Dec. 19 (Bloomberg) -- Nuclear power generation in Japan is about 50 percent more expensive than estimated after factoring in the cost of paying for an accident like the Fukushima disaster, a government panel said.
Nuclear energy costs at least 8.9 yen (11 cents) per kilowatt hour, compared with a government estimate of 5.9 yen in 2004, the panel said in a draft report today. Coal is estimated to cost 9.5 yen per kilowatt hour, while liquefied natural gas and oil cost 10.7 yen and 36 yen respectively.
Japan’s government is reviewing its energy policy after the disaster at Tokyo Electric Power Co.’s Fukushima Dai-Ichi atomic station.

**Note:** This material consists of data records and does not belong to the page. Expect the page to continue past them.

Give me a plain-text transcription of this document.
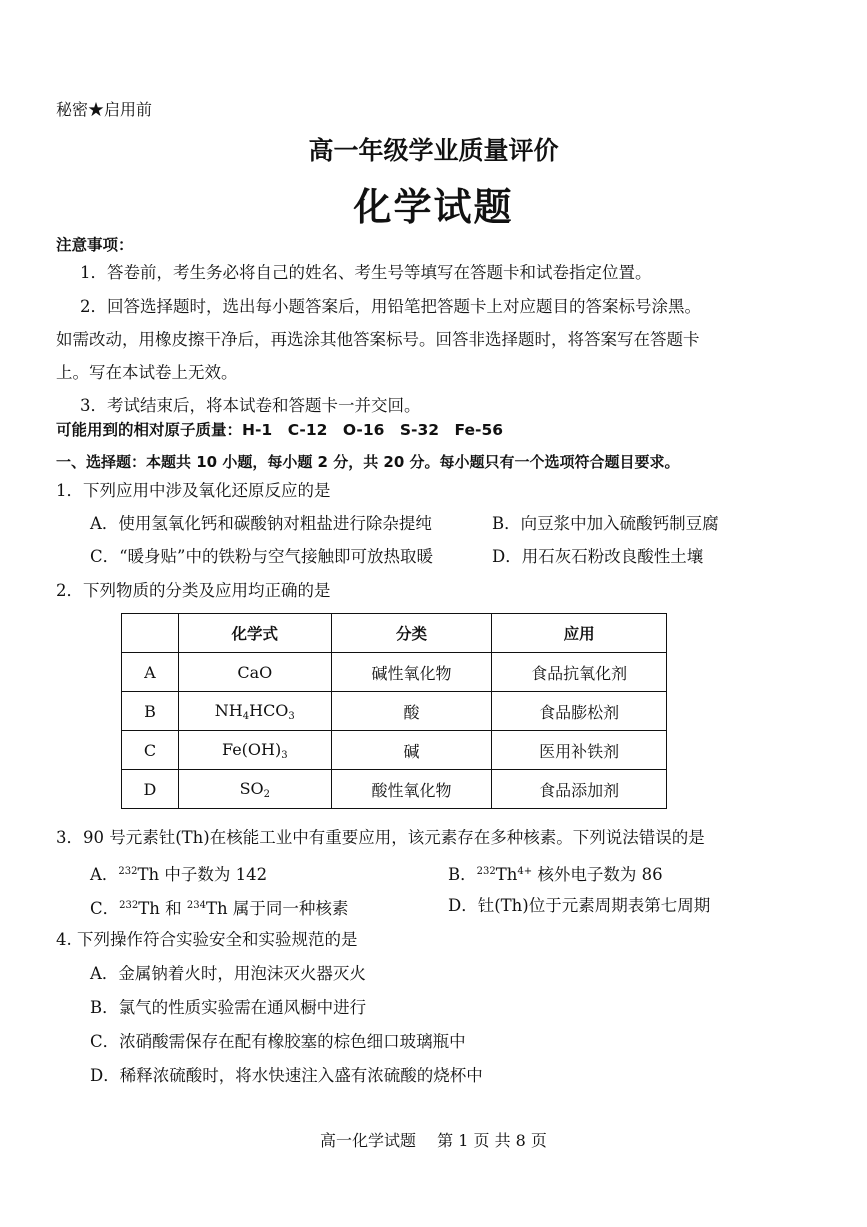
秘密★启用前
高一年级学业质量评价
化学试题
注意事项：
1．答卷前，考生务必将自己的姓名、考生号等填写在答题卡和试卷指定位置。
2．回答选择题时，选出每小题答案后，用铅笔把答题卡上对应题目的答案标号涂黑。
如需改动，用橡皮擦干净后，再选涂其他答案标号。回答非选择题时，将答案写在答题卡
上。写在本试卷上无效。
3．考试结束后，将本试卷和答题卡一并交回。
可能用到的相对原子质量：H-1　C-12　O-16　S-32　Fe-56
一、选择题：本题共 10 小题，每小题 2 分，共 20 分。每小题只有一个选项符合题目要求。
1．下列应用中涉及氧化还原反应的是
A．使用氢氧化钙和碳酸钠对粗盐进行除杂提纯	B．向豆浆中加入硫酸钙制豆腐
C．“暖身贴”中的铁粉与空气接触即可放热取暖	D．用石灰石粉改良酸性土壤
2．下列物质的分类及应用均正确的是
	化学式	分类	应用
A	CaO	碱性氧化物	食品抗氧化剂
B	$NH_4HCO_3$	酸	食品膨松剂
C	$Fe(OH)_3$	碱	医用补铁剂
D	$SO_2$	酸性氧化物	食品添加剂
3．90 号元素钍(Th)在核能工业中有重要应用，该元素存在多种核素。下列说法错误的是
A．$^{232}$Th 中子数为 142	B．$^{232}Th^{4+}$ 核外电子数为 86
C．$^{232}$Th 和 $^{234}$Th 属于同一种核素	D．钍(Th)位于元素周期表第七周期
4. 下列操作符合实验安全和实验规范的是
A．金属钠着火时，用泡沫灭火器灭火
B．氯气的性质实验需在通风橱中进行
C．浓硝酸需保存在配有橡胶塞的棕色细口玻璃瓶中
D．稀释浓硫酸时，将水快速注入盛有浓硫酸的烧杯中
高一化学试题　 第 1 页 共 8 页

The government will use the panel’s findings to draw up a new energy policy that may call for reducing reliance on nuclear power.

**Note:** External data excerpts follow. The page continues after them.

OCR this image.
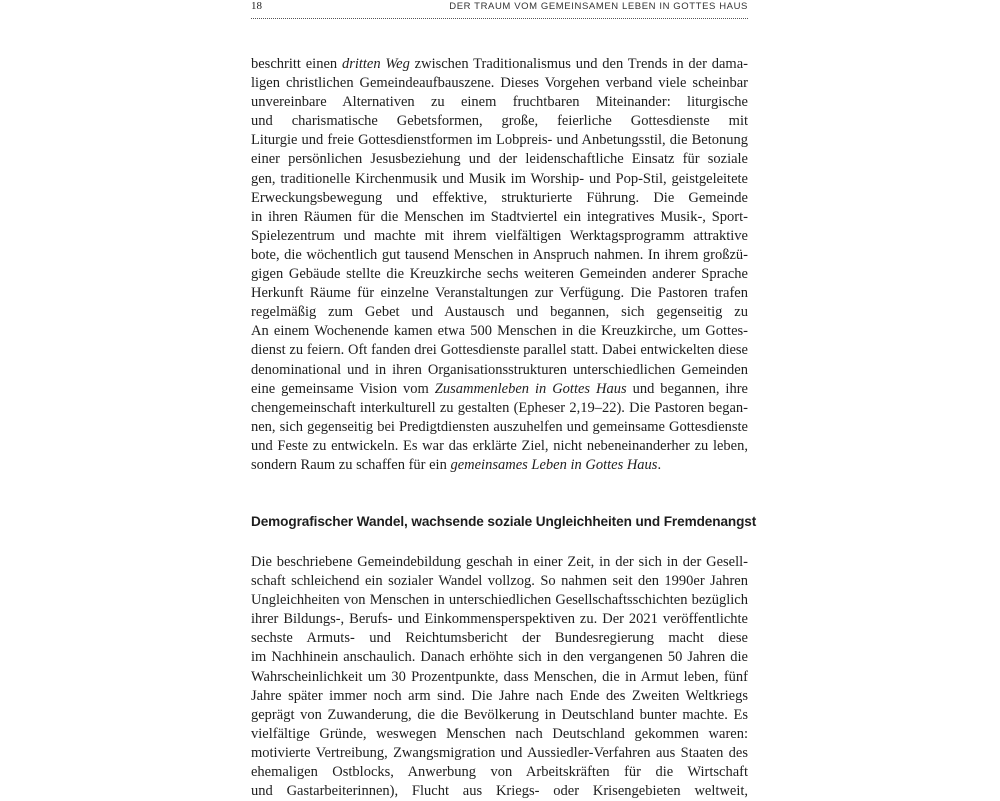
18	DER TRAUM VOM GEMEINSAMEN LEBEN IN GOTTES HAUS
beschritt einen dritten Weg zwischen Traditionalismus und den Trends in der dama-
ligen christlichen Gemeindeaufbauszene. Dieses Vorgehen verband viele scheinbar
unvereinbare Alternativen zu einem fruchtbaren Miteinander: liturgische
und charismatische Gebetsformen, große, feierliche Gottesdienste mit
Liturgie und freie Gottesdienstformen im Lobpreis- und Anbetungsstil, die Betonung
einer persönlichen Jesusbeziehung und der leidenschaftliche Einsatz für soziale
gen, traditionelle Kirchenmusik und Musik im Worship- und Pop-Stil, geistgeleitete
Erweckungsbewegung und effektive, strukturierte Führung. Die Gemeinde
in ihren Räumen für die Menschen im Stadtviertel ein integratives Musik-, Sport-
Spielezentrum und machte mit ihrem vielfältigen Werktagsprogramm attraktive
bote, die wöchentlich gut tausend Menschen in Anspruch nahmen. In ihrem großzü-
gigen Gebäude stellte die Kreuzkirche sechs weiteren Gemeinden anderer Sprache
Herkunft Räume für einzelne Veranstaltungen zur Verfügung. Die Pastoren trafen
regelmäßig zum Gebet und Austausch und begannen, sich gegenseitig zu
An einem Wochenende kamen etwa 500 Menschen in die Kreuzkirche, um Gottes-
dienst zu feiern. Oft fanden drei Gottesdienste parallel statt. Dabei entwickelten diese
denominational und in ihren Organisationsstrukturen unterschiedlichen Gemeinden
eine gemeinsame Vision vom Zusammenleben in Gottes Haus und begannen, ihre
chengemeinschaft interkulturell zu gestalten (Epheser 2,19–22). Die Pastoren began-
nen, sich gegenseitig bei Predigtdiensten auszuhelfen und gemeinsame Gottesdienste
und Feste zu entwickeln. Es war das erklärte Ziel, nicht nebeneinanderher zu leben,
sondern Raum zu schaffen für ein gemeinsames Leben in Gottes Haus.
Demografischer Wandel, wachsende soziale Ungleichheiten und Fremdenangst
Die beschriebene Gemeindebildung geschah in einer Zeit, in der sich in der Gesell-
schaft schleichend ein sozialer Wandel vollzog. So nahmen seit den 1990er Jahren
Ungleichheiten von Menschen in unterschiedlichen Gesellschaftsschichten bezüglich
ihrer Bildungs-, Berufs- und Einkommensperspektiven zu. Der 2021 veröffentlichte
sechste Armuts- und Reichtumsbericht der Bundesregierung macht diese
im Nachhinein anschaulich. Danach erhöhte sich in den vergangenen 50 Jahren die
Wahrscheinlichkeit um 30 Prozentpunkte, dass Menschen, die in Armut leben, fünf
Jahre später immer noch arm sind. Die Jahre nach Ende des Zweiten Weltkriegs
geprägt von Zuwanderung, die die Bevölkerung in Deutschland bunter machte. Es
vielfältige Gründe, weswegen Menschen nach Deutschland gekommen waren:
motivierte Vertreibung, Zwangsmigration und Aussiedler-Verfahren aus Staaten des
ehemaligen Ostblocks, Anwerbung von Arbeitskräften für die Wirtschaft
und Gastarbeiterinnen), Flucht aus Kriegs- oder Krisengebieten weltweit,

The committee estimated a catastrophe like Fukushima would cost a minimum of about 6 trillion yen ($77 billion), the report said. Each 1 trillion yen increase raises the cost of generation by 0.1 yen per kilowatt hour, it said. The panel is headed by Katsuyuki Ishida, a senior vice-minister in the Cabinet Office.
By 2030, the cost of coal, LNG and oil power generation are estimated to rise to 10.3 yen, 10.9 yen and 38.9 yen per kilowatt hour because of carbon emission costs and rising fuel prices, the report said.
Wind power from turbines on land may fall to as low as 8.8 yen an hour by 2030 from 9.9 yen in 2010 as technological innovations make it cheaper, the panel said. Residential solar power generation is forecast to be 9.9 yen by 2030 from 33.4 yen last year.